Well, what we call ‘experience’ is really making mistakes and then learning from them. With the benefit of hindsight, I now know I was wrong back in my early efforts to move authors away from the tools that suited them, onto tools that suited me, and my desire to have structured XML documents to process on the back end.

I like to think that TimeArc today is the culmination of all the years of experience and strikes the right balance by paying much more attention to the needs of the authors, in particular by meeting the authors where they are at – Word – and working from there.

9. Any final comments?

There is an ever-increasing emphasis on Software-as-a-Service (SaaS) and thin client computing. Related to that, thanks to the COVID-19 pandemic, remote working has supercharged the development of collaboration tools to allow remote teams to work together effectively.

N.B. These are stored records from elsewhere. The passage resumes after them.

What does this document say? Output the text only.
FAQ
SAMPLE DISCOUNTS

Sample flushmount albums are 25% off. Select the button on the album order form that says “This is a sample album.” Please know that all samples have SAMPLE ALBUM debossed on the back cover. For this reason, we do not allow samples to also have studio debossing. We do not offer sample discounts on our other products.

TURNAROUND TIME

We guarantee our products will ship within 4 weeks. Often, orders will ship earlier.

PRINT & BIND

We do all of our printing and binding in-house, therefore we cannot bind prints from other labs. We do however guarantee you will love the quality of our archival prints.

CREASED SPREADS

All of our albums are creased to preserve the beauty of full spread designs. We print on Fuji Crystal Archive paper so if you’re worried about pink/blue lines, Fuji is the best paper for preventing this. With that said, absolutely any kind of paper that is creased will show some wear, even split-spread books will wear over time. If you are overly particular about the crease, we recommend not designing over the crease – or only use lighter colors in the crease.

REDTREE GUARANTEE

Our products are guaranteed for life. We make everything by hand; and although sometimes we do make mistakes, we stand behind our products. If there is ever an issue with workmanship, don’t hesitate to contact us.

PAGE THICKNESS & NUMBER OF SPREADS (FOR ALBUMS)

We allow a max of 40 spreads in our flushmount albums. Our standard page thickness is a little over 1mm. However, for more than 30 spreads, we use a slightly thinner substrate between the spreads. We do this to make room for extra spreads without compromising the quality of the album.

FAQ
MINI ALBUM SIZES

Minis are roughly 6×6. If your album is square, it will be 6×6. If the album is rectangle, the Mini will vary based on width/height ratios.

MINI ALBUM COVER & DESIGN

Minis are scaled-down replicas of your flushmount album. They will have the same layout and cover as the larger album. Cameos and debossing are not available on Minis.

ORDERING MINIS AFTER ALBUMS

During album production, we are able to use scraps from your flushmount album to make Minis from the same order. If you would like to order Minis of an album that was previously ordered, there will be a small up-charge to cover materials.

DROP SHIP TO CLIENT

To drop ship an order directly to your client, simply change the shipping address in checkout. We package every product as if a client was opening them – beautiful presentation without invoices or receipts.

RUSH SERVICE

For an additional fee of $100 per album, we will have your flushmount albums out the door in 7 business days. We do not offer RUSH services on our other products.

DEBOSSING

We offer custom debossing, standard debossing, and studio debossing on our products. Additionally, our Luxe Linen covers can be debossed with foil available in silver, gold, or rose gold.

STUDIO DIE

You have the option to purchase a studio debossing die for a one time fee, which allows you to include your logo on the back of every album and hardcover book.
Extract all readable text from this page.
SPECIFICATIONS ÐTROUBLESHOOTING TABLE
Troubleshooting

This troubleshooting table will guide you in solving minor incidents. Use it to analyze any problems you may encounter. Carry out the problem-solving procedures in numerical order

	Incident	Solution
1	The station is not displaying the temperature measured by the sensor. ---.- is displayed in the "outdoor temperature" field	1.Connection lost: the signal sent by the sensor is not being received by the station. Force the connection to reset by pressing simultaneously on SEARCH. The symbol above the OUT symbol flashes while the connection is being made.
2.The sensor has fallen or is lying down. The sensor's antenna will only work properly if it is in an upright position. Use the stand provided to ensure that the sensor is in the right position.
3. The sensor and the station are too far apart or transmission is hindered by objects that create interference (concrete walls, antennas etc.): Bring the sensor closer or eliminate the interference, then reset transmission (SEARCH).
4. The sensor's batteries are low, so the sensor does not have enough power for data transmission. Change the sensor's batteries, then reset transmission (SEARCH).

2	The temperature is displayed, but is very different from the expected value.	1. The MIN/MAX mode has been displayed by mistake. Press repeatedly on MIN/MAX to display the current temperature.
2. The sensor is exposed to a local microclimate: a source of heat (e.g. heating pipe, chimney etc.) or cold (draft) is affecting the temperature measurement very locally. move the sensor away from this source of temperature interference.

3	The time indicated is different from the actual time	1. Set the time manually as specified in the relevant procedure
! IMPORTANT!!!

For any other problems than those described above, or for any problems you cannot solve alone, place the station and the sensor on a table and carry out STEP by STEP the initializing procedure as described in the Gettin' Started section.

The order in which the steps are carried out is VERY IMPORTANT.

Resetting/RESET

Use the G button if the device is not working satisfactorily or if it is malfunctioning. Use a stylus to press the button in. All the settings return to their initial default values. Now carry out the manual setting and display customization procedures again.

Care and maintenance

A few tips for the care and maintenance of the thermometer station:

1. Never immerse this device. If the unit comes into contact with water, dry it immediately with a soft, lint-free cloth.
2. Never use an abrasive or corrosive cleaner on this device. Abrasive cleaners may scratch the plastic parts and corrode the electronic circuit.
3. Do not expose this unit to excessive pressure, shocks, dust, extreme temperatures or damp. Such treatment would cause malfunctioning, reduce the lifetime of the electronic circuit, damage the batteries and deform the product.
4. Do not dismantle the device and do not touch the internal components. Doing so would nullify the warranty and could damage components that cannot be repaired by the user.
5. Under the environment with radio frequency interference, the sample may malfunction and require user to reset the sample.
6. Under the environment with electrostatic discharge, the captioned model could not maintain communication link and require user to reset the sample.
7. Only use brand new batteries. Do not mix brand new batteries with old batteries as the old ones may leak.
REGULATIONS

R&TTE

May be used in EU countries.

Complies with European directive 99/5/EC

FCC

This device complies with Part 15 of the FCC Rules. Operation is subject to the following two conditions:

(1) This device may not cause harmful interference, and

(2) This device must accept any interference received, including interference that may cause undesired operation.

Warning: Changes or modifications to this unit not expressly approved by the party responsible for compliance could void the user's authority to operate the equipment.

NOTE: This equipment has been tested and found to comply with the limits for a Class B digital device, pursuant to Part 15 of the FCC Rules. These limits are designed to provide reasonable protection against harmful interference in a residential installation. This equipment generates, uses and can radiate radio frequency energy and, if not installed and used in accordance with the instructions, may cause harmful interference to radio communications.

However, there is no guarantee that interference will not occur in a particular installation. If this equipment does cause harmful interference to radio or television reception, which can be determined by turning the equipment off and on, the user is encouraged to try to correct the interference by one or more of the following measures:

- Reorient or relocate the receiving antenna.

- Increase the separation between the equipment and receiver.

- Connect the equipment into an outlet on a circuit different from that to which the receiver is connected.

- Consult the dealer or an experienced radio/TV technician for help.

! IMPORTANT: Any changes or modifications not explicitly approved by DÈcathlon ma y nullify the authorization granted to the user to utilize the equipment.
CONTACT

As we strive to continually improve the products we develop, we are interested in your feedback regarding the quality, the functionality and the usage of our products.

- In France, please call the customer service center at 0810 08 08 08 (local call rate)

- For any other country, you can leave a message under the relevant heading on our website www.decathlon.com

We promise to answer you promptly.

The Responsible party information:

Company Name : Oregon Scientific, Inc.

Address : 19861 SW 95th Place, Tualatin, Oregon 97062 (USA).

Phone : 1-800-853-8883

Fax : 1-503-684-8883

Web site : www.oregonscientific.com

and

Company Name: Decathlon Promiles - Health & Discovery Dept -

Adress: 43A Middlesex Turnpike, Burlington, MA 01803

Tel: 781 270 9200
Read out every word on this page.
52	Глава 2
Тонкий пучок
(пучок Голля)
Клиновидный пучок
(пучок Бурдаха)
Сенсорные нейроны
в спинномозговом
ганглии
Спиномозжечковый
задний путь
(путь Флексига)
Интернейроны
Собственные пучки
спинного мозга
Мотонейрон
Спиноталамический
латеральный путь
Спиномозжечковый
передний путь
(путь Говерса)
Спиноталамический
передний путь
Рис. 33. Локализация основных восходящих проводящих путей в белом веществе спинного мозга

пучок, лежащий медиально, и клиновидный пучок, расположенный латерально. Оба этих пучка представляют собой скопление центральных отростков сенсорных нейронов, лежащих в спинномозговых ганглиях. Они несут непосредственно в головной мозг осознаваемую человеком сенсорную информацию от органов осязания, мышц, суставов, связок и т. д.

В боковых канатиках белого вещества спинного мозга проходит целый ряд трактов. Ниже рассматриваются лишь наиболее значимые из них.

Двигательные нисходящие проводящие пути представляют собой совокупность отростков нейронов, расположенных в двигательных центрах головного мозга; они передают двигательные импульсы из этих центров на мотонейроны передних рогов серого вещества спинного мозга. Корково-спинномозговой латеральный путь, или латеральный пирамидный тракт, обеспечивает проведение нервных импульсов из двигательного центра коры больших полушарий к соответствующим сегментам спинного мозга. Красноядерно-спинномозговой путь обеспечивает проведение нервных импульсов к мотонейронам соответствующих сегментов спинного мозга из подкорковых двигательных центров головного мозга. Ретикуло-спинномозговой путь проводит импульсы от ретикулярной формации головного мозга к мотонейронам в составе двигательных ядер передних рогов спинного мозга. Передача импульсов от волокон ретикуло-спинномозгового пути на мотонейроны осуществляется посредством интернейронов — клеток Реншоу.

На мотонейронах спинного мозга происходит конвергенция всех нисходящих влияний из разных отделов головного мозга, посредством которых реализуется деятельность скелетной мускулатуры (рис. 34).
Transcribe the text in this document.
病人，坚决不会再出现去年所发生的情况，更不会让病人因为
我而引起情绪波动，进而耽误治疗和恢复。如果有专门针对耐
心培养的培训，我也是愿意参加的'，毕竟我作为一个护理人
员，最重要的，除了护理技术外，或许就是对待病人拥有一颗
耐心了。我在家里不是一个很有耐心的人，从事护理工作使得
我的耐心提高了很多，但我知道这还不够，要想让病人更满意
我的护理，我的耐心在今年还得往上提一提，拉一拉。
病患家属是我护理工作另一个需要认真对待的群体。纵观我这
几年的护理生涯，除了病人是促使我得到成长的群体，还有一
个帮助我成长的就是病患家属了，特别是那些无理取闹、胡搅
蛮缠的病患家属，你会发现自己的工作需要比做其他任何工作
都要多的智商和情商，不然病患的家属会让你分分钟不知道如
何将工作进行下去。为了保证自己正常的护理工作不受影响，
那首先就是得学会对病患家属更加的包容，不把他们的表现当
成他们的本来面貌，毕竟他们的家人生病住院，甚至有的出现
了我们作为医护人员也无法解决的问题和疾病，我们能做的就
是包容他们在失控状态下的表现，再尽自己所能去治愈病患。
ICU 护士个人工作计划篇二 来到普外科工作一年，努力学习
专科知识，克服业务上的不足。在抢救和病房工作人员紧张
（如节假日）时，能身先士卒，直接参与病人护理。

As a result, the old SGML/XML model of monolithic documents is changing rapidly and being replaced with a component-centric model of managing content. In this paradigm, it is the back-end component content management system that does the heavy lifting in terms of managing components. Thus, a lot of the ‘big document support’ features of XML author tools – and indeed DTP packages – are becoming unnecessary. Many organizations I work with who are moving away from monolithic DMS systems into CCMS systems are using this transition as their opportunity to transition away from traditional XML-based structured authoring tools also.

TimeArc is both an author/edit tool and a CCMS, so we believe we are well-positioned as these dual trends progress.